En resumen: la pregunta de ¿por qué leer a un clásico? Pone a prueba nuestra concepción del vínculo de lo particular con lo universal. Cada filósofo es sin duda un ser pensante finito, pero cuando piensa participa del plano del espíritu y este es una universalidad concreta. Existe la finitud humana –eso para Hegel está claro- pero la actividad del filósofo pensante, justo porque es humana es una actividad espiritual, y lo espiritual tiene la marca de la infinitud. Al pensar, el filósofo se universaliza y cuando su actitud es enteramente racional, pierde su finitud y es, sin límites, es absoluto. Por eso en Hegel las genuinas creaciones filosóficas son tanto mejores cuanto menos importante sea el individuo, cuanto más correspondan al pensamiento libre, al carácter general del hombre en cuanto hombre. Esta perspectiva de lo infinito es la única propia del filósofo y digna de él, por eso Hegel se impacienta con aquellos que recluyen a cada filósofo en la limitación de su individualidad; lo cito: “quien habla solamente de la razón finita, solamente de la razón humana, solamente de los límites de la razón, ese miente contra el espíritu, pues el espíritu es algo infinito y universal...”

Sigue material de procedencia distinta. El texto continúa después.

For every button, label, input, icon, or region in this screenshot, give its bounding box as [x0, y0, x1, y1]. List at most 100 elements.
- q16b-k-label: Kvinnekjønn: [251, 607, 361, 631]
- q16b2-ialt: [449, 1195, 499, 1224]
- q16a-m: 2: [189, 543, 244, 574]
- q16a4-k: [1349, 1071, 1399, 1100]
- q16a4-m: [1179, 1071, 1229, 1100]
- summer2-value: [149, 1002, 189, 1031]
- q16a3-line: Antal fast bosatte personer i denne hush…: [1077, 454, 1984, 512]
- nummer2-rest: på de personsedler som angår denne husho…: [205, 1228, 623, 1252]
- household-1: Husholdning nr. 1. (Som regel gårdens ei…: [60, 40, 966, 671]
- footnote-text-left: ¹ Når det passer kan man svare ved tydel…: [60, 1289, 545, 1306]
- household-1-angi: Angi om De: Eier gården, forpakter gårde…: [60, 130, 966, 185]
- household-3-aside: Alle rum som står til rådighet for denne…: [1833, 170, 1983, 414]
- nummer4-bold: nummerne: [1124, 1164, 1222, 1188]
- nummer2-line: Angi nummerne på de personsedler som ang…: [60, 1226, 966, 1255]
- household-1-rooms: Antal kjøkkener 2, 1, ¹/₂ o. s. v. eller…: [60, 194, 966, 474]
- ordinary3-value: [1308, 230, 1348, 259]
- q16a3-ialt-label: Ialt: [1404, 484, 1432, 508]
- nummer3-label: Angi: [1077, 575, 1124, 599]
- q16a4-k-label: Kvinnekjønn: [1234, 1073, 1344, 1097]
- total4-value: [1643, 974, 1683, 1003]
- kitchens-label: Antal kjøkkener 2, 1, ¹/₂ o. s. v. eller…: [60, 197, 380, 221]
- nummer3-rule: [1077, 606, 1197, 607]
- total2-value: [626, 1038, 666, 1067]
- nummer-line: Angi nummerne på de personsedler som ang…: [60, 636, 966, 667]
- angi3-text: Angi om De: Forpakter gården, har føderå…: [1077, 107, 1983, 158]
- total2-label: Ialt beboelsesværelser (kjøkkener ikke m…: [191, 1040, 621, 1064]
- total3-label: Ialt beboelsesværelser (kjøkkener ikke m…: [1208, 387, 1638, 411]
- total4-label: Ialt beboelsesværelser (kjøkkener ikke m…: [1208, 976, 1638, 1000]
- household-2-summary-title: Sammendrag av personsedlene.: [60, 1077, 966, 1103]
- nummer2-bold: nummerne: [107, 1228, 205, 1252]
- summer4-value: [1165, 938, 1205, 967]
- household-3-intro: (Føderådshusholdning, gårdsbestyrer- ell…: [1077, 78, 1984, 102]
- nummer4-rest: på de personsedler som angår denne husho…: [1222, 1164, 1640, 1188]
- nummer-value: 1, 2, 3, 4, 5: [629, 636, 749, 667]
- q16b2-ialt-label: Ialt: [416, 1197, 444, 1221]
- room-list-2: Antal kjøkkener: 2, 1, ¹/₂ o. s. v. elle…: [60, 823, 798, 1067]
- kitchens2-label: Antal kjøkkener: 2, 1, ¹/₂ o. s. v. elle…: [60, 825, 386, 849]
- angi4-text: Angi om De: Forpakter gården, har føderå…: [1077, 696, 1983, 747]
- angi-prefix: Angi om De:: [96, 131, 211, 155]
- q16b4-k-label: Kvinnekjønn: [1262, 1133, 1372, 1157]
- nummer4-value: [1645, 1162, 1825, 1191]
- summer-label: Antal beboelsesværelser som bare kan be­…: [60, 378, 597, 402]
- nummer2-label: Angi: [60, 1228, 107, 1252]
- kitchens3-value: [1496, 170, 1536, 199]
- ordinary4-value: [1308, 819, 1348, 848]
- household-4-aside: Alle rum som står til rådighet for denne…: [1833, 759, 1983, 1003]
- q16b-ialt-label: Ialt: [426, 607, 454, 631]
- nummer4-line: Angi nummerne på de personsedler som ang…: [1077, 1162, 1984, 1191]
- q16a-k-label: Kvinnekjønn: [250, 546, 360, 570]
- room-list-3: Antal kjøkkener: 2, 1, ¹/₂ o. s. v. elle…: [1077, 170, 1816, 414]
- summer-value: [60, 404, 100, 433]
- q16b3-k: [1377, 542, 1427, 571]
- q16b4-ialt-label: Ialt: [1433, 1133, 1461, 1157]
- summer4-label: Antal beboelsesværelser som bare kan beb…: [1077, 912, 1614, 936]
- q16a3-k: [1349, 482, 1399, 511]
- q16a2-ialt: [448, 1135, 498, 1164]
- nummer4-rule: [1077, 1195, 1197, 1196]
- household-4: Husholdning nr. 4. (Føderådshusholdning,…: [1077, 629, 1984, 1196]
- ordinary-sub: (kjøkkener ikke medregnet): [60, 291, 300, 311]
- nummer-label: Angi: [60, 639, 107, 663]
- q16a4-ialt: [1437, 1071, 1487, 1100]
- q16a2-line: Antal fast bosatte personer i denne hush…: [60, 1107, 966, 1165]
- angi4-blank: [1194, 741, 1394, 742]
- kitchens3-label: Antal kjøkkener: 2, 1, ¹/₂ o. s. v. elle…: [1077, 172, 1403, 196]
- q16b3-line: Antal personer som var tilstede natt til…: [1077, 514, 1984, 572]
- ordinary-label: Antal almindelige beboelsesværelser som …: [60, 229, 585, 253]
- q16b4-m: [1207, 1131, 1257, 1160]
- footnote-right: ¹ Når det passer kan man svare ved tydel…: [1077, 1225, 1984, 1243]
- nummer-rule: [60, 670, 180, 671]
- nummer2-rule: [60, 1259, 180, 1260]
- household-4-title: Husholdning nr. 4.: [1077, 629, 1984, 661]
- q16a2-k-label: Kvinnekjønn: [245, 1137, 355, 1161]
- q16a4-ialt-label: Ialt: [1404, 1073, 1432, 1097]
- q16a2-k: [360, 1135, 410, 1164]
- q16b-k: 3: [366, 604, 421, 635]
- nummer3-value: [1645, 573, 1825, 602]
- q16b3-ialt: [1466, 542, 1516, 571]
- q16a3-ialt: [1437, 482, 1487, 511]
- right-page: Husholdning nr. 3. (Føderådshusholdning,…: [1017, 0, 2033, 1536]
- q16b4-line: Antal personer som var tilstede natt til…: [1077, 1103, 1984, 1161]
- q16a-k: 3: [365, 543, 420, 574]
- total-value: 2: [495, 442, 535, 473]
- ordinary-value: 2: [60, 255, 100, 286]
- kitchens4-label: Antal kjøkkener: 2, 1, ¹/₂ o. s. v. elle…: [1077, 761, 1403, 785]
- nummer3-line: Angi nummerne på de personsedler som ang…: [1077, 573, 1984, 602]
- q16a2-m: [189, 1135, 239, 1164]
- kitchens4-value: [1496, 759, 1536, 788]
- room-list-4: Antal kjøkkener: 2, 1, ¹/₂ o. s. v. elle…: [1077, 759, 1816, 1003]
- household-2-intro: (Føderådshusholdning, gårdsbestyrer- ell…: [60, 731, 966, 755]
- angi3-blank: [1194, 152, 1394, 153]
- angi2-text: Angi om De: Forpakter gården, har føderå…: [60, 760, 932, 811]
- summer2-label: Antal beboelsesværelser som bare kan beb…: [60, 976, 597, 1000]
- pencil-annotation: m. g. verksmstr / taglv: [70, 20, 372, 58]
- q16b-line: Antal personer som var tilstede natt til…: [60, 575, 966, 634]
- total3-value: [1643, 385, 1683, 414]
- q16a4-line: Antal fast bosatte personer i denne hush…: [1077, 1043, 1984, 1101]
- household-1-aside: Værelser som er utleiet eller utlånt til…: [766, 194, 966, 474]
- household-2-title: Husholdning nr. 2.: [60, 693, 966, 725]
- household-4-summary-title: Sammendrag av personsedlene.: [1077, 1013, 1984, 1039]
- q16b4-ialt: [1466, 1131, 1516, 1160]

“...de la historia de la filosofía se extrae, ante todo, una prueba muy clara de la nulidad de esta ciencia”. Lecciones de Historia de la Filosofía, vol. 1, p. 5.
“...nuestros pensamientos no son solamente determinaciones subjetivas y por tanto opiniones, sino también, en cuanto pensamientos nuestros, pensamientos de lo objetivo o pensamientos sustanciales”. Ibid, vol. I; 95.